Our shipment of drugs and hospital beds arrived in Sierra Leone on the 23rd October 2014 and the clearing and forwarding process went as planned. Our board of directors decided to transport the container to Kenema where we are active. Since we are no professional medics, we dicided to donate all the medical stuffs, disinfectants, 20 beds, 20 mattresses, x-ray extractors, cupboards and wheelchairs to the Kenema government hospital. 16 beds, 15 mattresses and 4 cupboards were distributed to various Peripheral Health Units (PHUs) in Malegohun and Niawa chiefdoms. Malegohun chiefdom authorities took up the responsibility to transport their own share of the donation, while YAD paid for delivery of the Niawa share.
One week before delivery of the donation, I personally visited the PHUs in Sondumei, Bandawoh and Gandorhun in Niawa chiefdom with the initial thought that there might be no space to accommodate our own beds. But to my greatest dismay, our beds were actually going to replace the existing facilities. This was the time I was able to discover that the line of discrimination between the rich and poor in Sierra Leone is more prominent in the health sector than any other segment of our society. The Gandorhun PHU has 5 rooms: 1 is used for patient examination; 1 for admission of lactating mothers and pregnant women; 1 is labour room, 1 is the nurses’ office and 1 is used for dwelling. The admission room has only 3 wooden beds with old mattresses. This facility is meant to serve 8 villages with more than 2000 inhabitants.

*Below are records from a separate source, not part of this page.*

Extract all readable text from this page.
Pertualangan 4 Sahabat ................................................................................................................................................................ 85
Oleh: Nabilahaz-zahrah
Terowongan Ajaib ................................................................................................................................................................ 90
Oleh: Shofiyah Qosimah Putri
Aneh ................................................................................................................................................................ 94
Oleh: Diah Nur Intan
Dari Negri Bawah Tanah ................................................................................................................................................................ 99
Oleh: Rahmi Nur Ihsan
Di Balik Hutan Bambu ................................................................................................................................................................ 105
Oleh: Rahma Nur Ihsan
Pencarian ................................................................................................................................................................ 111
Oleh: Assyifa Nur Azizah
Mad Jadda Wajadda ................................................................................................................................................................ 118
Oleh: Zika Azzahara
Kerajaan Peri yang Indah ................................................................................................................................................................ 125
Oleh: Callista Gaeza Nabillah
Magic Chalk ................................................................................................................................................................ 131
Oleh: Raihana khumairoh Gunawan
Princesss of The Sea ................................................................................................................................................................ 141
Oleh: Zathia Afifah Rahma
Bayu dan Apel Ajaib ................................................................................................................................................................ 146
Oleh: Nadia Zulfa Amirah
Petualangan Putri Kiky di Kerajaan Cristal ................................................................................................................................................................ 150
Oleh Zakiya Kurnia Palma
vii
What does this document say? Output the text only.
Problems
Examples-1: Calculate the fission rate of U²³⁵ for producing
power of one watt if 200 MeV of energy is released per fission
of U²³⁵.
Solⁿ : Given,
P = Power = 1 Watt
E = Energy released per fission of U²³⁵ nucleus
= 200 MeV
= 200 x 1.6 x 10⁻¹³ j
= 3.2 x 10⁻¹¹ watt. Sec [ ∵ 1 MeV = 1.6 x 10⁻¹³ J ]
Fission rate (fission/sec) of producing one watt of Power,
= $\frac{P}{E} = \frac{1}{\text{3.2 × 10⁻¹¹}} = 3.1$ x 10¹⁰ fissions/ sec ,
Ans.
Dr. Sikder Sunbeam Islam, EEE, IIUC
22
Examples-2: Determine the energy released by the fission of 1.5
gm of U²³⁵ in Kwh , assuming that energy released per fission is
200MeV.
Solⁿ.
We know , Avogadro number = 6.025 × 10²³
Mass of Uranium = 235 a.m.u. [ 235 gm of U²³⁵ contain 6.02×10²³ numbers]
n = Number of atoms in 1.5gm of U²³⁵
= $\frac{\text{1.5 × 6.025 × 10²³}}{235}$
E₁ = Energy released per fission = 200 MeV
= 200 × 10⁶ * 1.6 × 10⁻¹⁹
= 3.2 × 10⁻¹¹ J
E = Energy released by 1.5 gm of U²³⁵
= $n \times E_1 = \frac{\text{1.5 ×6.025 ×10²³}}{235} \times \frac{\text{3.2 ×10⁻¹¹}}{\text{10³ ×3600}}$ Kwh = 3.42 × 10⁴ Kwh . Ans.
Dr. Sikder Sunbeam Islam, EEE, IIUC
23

The PHU at Sondumei which supposed to be the administrative headquarter town of Niawa chiefdom, was more terrible than the rest. It’s designated to accommodate patients from all over the chiefdom. It was equipped with 3 old wooden beds, 1 couch and a broken table. No need to describe the situation at Bandawoh, it’s all the same.
The facilities were constructed shortly after the war but never equipped by the central government. Even the old wooden beds are said to have been provided by philanthropic organizations operating in the region. The nurses are dwelling right in the facilities since no accommodation has been provided for them. Here, there is no light, no proper water and sanitation facility, no communication network. Patients who are forced to sleep here normally come along with their own pan lamps or candles. Even the most essential drugs are scarce here. In case of emergencies, the nurses usually rush to the hill in the nearby bushes where there is network for cell-phones and call for ambulance, which normally arrive very late.
Miraculously, no Ebola case has been so far recorded in the entire chiefdom.